Just like Germany’s other blast furnace-based steelmakers – thyssenkrupp, ArcelorMittal and Salzgitter – the Saarland mills have decided to convert to the direct reduced iron-electric arc furnace route. In December, their parent holding company, Stahl-Holding-Saar (SHS), announced an investment of €3.5 billion ($3.8 billion) for its technological transition (see Kallanish 2 December).
“These are investments of an adventurous dimension, carried out during ongoing operation,” SHS chief executive Karl-Ulrich Köhler said at the conference, where he laid out the group’s transformation path. Until 2030, it plans to start operation of a DRI facility plus two EAFs with a capacity of 3.5 million tonnes/year of crude steel. “We will then need 55,000 tonnes/year of hydrogen – today we have none yet,” he cautioned. By 2045, the mills plan to install another EAF with a capacity of 1.2m t/y.

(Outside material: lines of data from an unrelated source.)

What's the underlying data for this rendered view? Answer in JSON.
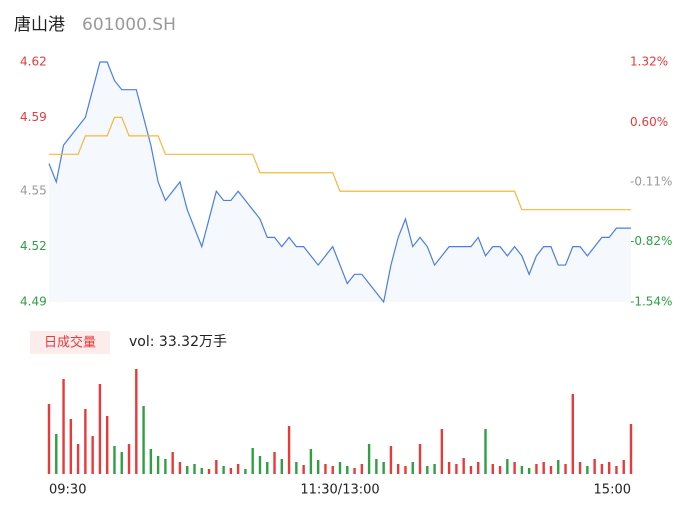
{
  "header": {
    "name": "唐山港",
    "code": "601000.SH"
  },
  "chart_data": [
    {
      "type": "line",
      "categories": [
        "09:30",
        null,
        null,
        null,
        null,
        null,
        null,
        null,
        null,
        null,
        null,
        null,
        null,
        null,
        null,
        null,
        null,
        null,
        null,
        null,
        null,
        null,
        null,
        null,
        null,
        null,
        null,
        null,
        null,
        null,
        null,
        null,
        null,
        null,
        null,
        null,
        null,
        null,
        null,
        null,
        "11:30/13:00",
        null,
        null,
        null,
        null,
        null,
        null,
        null,
        null,
        null,
        null,
        null,
        null,
        null,
        null,
        null,
        null,
        null,
        null,
        null,
        null,
        null,
        null,
        null,
        null,
        null,
        null,
        null,
        null,
        null,
        null,
        null,
        null,
        null,
        null,
        null,
        null,
        null,
        null,
        null,
        "15:00"
      ],
      "series": [
        {
          "color": "#4a7ee6",
          "values": [
            4.565,
            4.555,
            4.575,
            4.58,
            4.585,
            4.59,
            4.605,
            4.62,
            4.62,
            4.61,
            4.605,
            4.605,
            4.605,
            4.59,
            4.575,
            4.555,
            4.545,
            4.55,
            4.555,
            4.54,
            4.53,
            4.52,
            4.535,
            4.55,
            4.545,
            4.545,
            4.55,
            4.545,
            4.54,
            4.535,
            4.525,
            4.525,
            4.52,
            4.525,
            4.52,
            4.52,
            4.515,
            4.51,
            4.515,
            4.52,
            4.51,
            4.5,
            4.505,
            4.505,
            4.5,
            4.495,
            4.49,
            4.51,
            4.525,
            4.535,
            4.52,
            4.525,
            4.52,
            4.51,
            4.515,
            4.52,
            4.52,
            4.52,
            4.52,
            4.525,
            4.515,
            4.52,
            4.52,
            4.515,
            4.52,
            4.515,
            4.505,
            4.515,
            4.52,
            4.52,
            4.51,
            4.51,
            4.52,
            4.52,
            4.515,
            4.52,
            4.525,
            4.525,
            4.53,
            4.53,
            4.53
          ]
        },
        {
          "color": "#f5b93a",
          "values": [
            4.57,
            4.57,
            4.57,
            4.57,
            4.57,
            4.58,
            4.58,
            4.58,
            4.58,
            4.59,
            4.59,
            4.58,
            4.58,
            4.58,
            4.58,
            4.58,
            4.57,
            4.57,
            4.57,
            4.57,
            4.57,
            4.57,
            4.57,
            4.57,
            4.57,
            4.57,
            4.57,
            4.57,
            4.57,
            4.56,
            4.56,
            4.56,
            4.56,
            4.56,
            4.56,
            4.56,
            4.56,
            4.56,
            4.56,
            4.56,
            4.55,
            4.55,
            4.55,
            4.55,
            4.55,
            4.55,
            4.55,
            4.55,
            4.55,
            4.55,
            4.55,
            4.55,
            4.55,
            4.55,
            4.55,
            4.55,
            4.55,
            4.55,
            4.55,
            4.55,
            4.55,
            4.55,
            4.55,
            4.55,
            4.55,
            4.54,
            4.54,
            4.54,
            4.54,
            4.54,
            4.54,
            4.54,
            4.54,
            4.54,
            4.54,
            4.54,
            4.54,
            4.54,
            4.54,
            4.54,
            4.54
          ]
        }
      ],
      "fill_color": "#f5f8fd",
      "ylim": [
        4.49,
        4.62
      ],
      "yticks": [
        4.49,
        4.52,
        4.55,
        4.59,
        4.62
      ],
      "ytick_colors": [
        "#2ea043",
        "#2ea043",
        "#999999",
        "#e83a3a",
        "#e83a3a"
      ],
      "y2lim": [
        -1.54,
        1.32
      ],
      "y2ticks": [
        {
          "value": -1.54,
          "label": "-1.54%"
        },
        {
          "value": -0.82,
          "label": "-0.82%"
        },
        {
          "value": -0.11,
          "label": "-0.11%"
        },
        {
          "value": 0.6,
          "label": "0.60%"
        },
        {
          "value": 1.32,
          "label": "1.32%"
        }
      ]
    },
    {
      "type": "bar",
      "legend_label": "日成交量",
      "summary": "vol: 33.32万手",
      "values": [
        70,
        40,
        95,
        55,
        30,
        65,
        38,
        90,
        58,
        28,
        22,
        30,
        105,
        68,
        25,
        18,
        15,
        22,
        12,
        8,
        10,
        6,
        5,
        14,
        8,
        6,
        10,
        5,
        26,
        18,
        12,
        22,
        15,
        48,
        12,
        9,
        25,
        14,
        10,
        8,
        12,
        8,
        6,
        10,
        30,
        15,
        12,
        28,
        10,
        8,
        12,
        30,
        8,
        10,
        45,
        12,
        10,
        16,
        8,
        12,
        45,
        10,
        8,
        15,
        12,
        8,
        6,
        10,
        12,
        8,
        14,
        10,
        80,
        12,
        8,
        15,
        10,
        12,
        8,
        14,
        50
      ],
      "ylim": [
        0,
        110
      ],
      "up_color": "#e83a3a",
      "down_color": "#2ea043"
    }
  ]
}
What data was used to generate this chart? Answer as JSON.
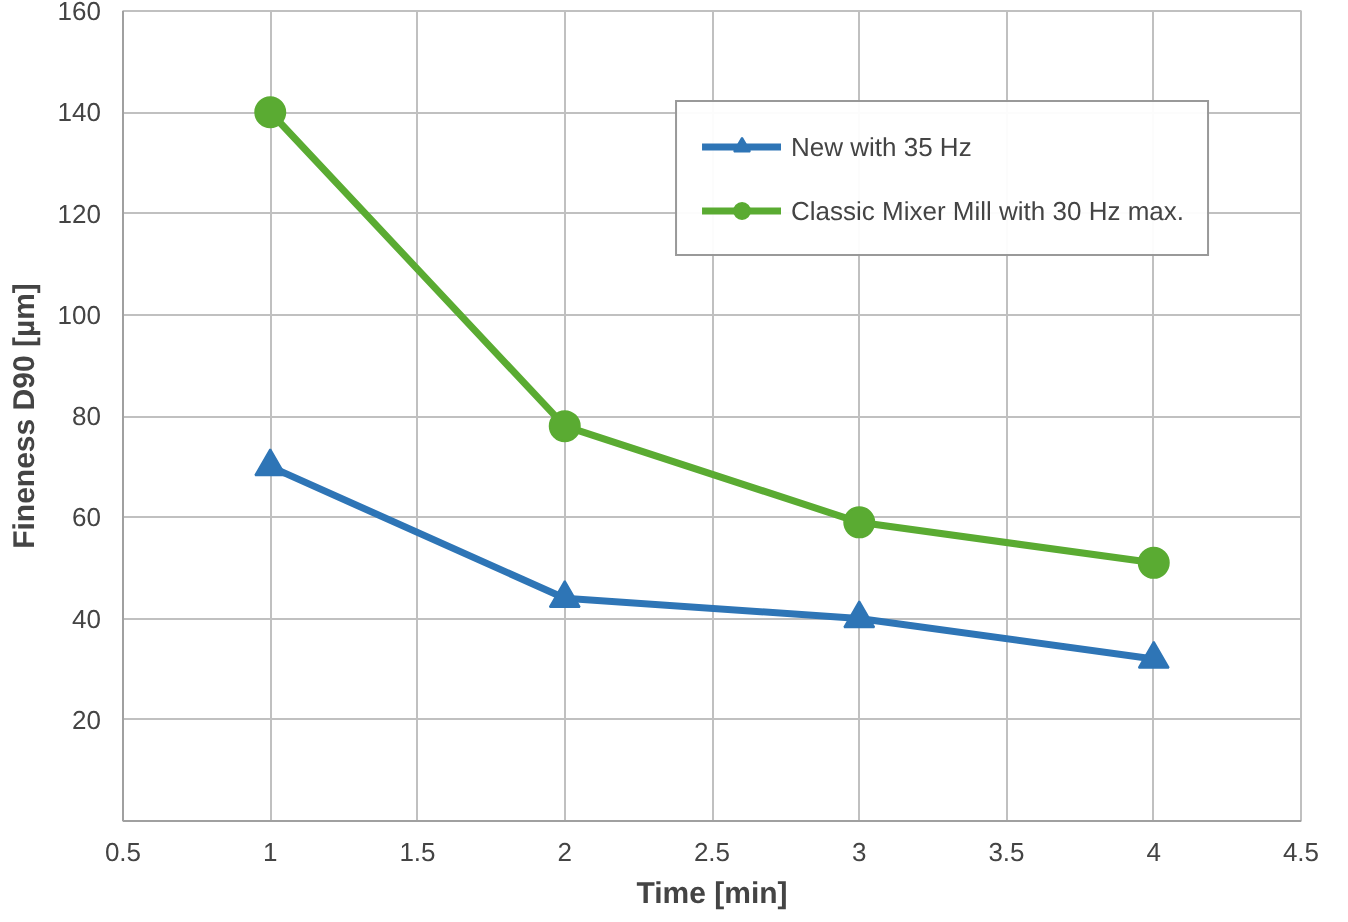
{
  "chart_data": {
    "type": "line",
    "xlabel": "Time [min]",
    "ylabel": "Fineness D90 [µm]",
    "x": [
      1,
      2,
      3,
      4
    ],
    "series": [
      {
        "name": "New with 35 Hz",
        "color": "#2e75b6",
        "values": [
          70,
          44,
          40,
          32
        ],
        "marker": "triangle"
      },
      {
        "name": "Classic Mixer Mill with 30 Hz max.",
        "color": "#5aab32",
        "values": [
          140,
          78,
          59,
          51
        ],
        "marker": "circle"
      }
    ],
    "xlim": [
      0.5,
      4.5
    ],
    "xticks": [
      0.5,
      1,
      1.5,
      2,
      2.5,
      3,
      3.5,
      4,
      4.5
    ],
    "ylim": [
      0,
      160
    ],
    "yticks": [
      {
        "value": 0,
        "label": null
      },
      20,
      40,
      60,
      80,
      100,
      120,
      140,
      160
    ],
    "grid": true,
    "legend": "top right",
    "line_style": "solid"
  }
}
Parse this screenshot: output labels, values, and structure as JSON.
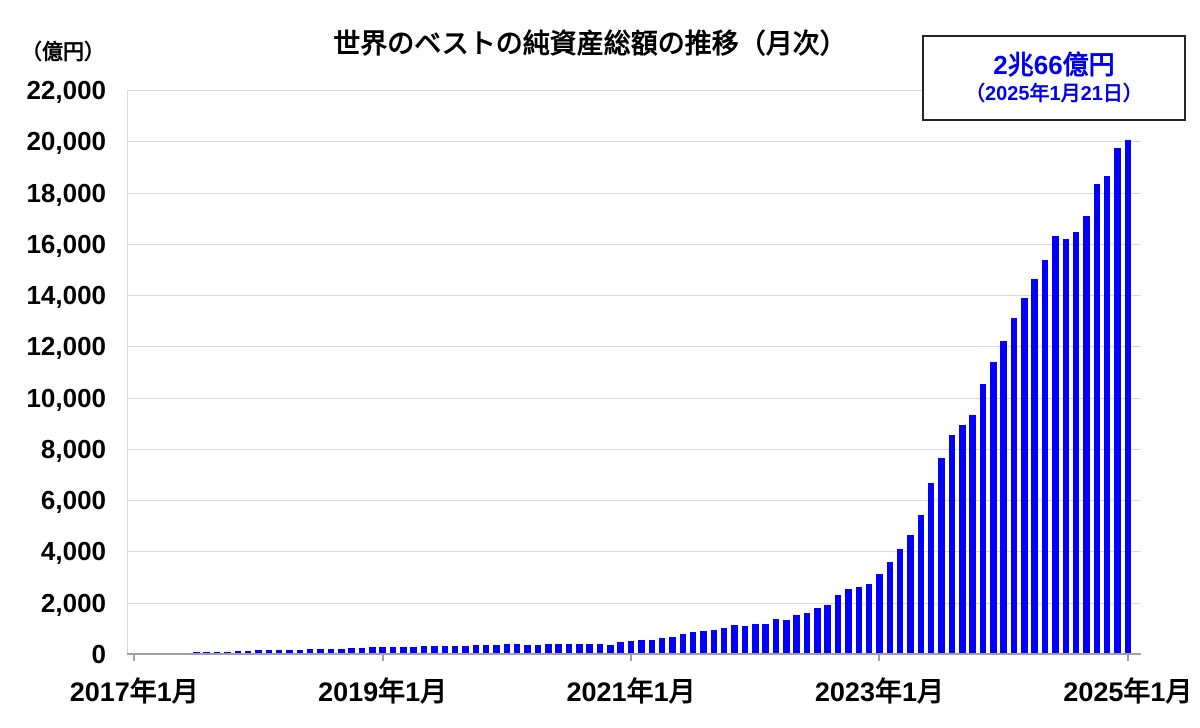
{
  "title": {
    "text": "世界のベストの純資産総額の推移（月次）"
  },
  "y_axis": {
    "unit_label": "（億円）",
    "ticks": [
      {
        "value": 0,
        "label": "0"
      },
      {
        "value": 2000,
        "label": "2,000"
      },
      {
        "value": 4000,
        "label": "4,000"
      },
      {
        "value": 6000,
        "label": "6,000"
      },
      {
        "value": 8000,
        "label": "8,000"
      },
      {
        "value": 10000,
        "label": "10,000"
      },
      {
        "value": 12000,
        "label": "12,000"
      },
      {
        "value": 14000,
        "label": "14,000"
      },
      {
        "value": 16000,
        "label": "16,000"
      },
      {
        "value": 18000,
        "label": "18,000"
      },
      {
        "value": 20000,
        "label": "20,000"
      },
      {
        "value": 22000,
        "label": "22,000"
      }
    ]
  },
  "x_axis": {
    "ticks": [
      {
        "month_index": 0,
        "label": "2017年1月"
      },
      {
        "month_index": 24,
        "label": "2019年1月"
      },
      {
        "month_index": 48,
        "label": "2021年1月"
      },
      {
        "month_index": 72,
        "label": "2023年1月"
      },
      {
        "month_index": 96,
        "label": "2025年1月"
      }
    ]
  },
  "annotation": {
    "line1": "2兆66億円",
    "line2": "（2025年1月21日）"
  },
  "colors": {
    "bar": "#0202fa",
    "gridline": "#d9d9d9",
    "axis": "#a0a0a0",
    "annotation_text": "#0000ee",
    "annotation_border": "#262626",
    "title_text": "#000000"
  },
  "chart_data": {
    "type": "bar",
    "title": "世界のベストの純資産総額の推移（月次）",
    "ylabel": "（億円）",
    "ylim": [
      0,
      22000
    ],
    "grid": "horizontal",
    "frequency": "monthly",
    "x_start": "2017-01",
    "x_end": "2025-01",
    "last_point_label": "2兆66億円（2025年1月21日）",
    "last_point_value": 20066,
    "values": [
      30,
      34,
      38,
      43,
      48,
      54,
      60,
      68,
      77,
      88,
      100,
      120,
      140,
      150,
      158,
      166,
      174,
      182,
      190,
      200,
      212,
      226,
      242,
      258,
      268,
      275,
      282,
      290,
      297,
      305,
      312,
      320,
      328,
      338,
      348,
      360,
      372,
      380,
      350,
      365,
      378,
      388,
      396,
      404,
      410,
      400,
      360,
      460,
      500,
      530,
      555,
      630,
      680,
      790,
      850,
      890,
      945,
      1010,
      1115,
      1090,
      1155,
      1180,
      1375,
      1335,
      1505,
      1595,
      1790,
      1895,
      2285,
      2550,
      2600,
      2740,
      3130,
      3590,
      4110,
      4630,
      5440,
      6690,
      7660,
      8540,
      8930,
      9320,
      10530,
      11400,
      12210,
      13095,
      13875,
      14630,
      15370,
      16310,
      16180,
      16450,
      17090,
      18330,
      18655,
      19740,
      20066
    ]
  }
}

Köhler is not uncritical regarding the trend of labelling what is meant to be green steel. “We need to be careful with such labels,” he said during the subsequent discussion. “What we need is a sincere solution, not a label solution.”
So far, Germany’s other main mills have come up with labels of their own for their low-carbon products: thyssenkrupp with “Bluemint”, Salzgitter with “Salcos”, and ArcelorMittal with “XCarb”.